Por um lado, é fato que o STF foi intransigente na defesa da democracia nas últimas eleições, quando a lisura das urnas e a credibilidade da República esteve em cheque. Por outro lado, uma vez passado o risco, vemos que o presidente do STF insiste em aprofundar sua atuação política, ao fazer uma defesa da corte que se parece com o discurso de um candidato.
Ao contrário do que Barroso diz, o STF não está sob “ataque” por ter se oposto ao projeto de questionar as eleições movido por um candidato. A crise entre Executivo e Judiciário vem de muito antes do governo de Jair Bolsonaro, e temos matérias de jornal que nos ajudam a lembrar. Ainda no governo Temer, em 2018, o colunista do Globo, Carlos Andreazza, falou sobre a dificuldade do vindouro presidente. “É mais difícil governar sem o apoio do STF que do Congresso. Não apenas o STF, mas o Poder Judiciário.”

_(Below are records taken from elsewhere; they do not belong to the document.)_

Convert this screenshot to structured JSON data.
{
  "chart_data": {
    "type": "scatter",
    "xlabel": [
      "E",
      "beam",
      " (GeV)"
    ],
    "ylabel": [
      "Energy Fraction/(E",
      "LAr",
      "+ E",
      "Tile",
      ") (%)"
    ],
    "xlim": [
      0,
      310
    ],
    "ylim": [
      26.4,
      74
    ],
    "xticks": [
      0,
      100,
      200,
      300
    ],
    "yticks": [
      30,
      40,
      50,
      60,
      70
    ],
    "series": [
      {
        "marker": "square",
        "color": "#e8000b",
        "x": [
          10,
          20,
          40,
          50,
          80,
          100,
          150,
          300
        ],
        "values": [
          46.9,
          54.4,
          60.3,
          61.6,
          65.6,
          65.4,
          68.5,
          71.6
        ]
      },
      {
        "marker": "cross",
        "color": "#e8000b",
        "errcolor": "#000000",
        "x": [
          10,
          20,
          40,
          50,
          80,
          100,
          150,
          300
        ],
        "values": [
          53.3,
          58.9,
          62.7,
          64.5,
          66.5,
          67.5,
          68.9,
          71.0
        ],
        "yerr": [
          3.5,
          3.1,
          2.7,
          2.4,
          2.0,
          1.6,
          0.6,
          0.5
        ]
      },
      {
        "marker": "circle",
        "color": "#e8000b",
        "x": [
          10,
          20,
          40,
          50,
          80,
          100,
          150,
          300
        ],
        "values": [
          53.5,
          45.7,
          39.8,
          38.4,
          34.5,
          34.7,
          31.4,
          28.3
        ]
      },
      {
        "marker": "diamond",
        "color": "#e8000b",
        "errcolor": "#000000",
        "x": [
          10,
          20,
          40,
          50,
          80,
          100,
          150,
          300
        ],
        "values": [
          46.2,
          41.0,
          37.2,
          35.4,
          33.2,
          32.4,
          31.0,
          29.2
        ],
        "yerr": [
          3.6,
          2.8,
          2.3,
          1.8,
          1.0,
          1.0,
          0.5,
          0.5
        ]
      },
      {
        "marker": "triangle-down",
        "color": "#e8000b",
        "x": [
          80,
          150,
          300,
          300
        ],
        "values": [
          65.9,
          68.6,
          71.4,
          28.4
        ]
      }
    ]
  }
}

Na ocasião, Andreazza se referia a uma decisão da Justiça Federal de Pernambuco, que tinha suspendido a privatização da Eletrobras. “A Justiça não gostou da ideia de desestatizar a Eletrobras e interditou a Medida Provisória que promovia o estudo da privatização. Interrompem o trabalho, interferem na gestão, pautam a vida do Executivo. Não é só Michel Temer: Bolsonaro ou Alckmin, quem quer que ganhe terá no supremo um adversário político. Um ministro com poder monocrático é muito mais forte do que o PT, PSDB e MDB jamais serão. Esqueça falta de apoio do Congresso. O grande problema político e o caminho para ruptura institucional é o ativismo com claro viés ideológico em curso no STF.”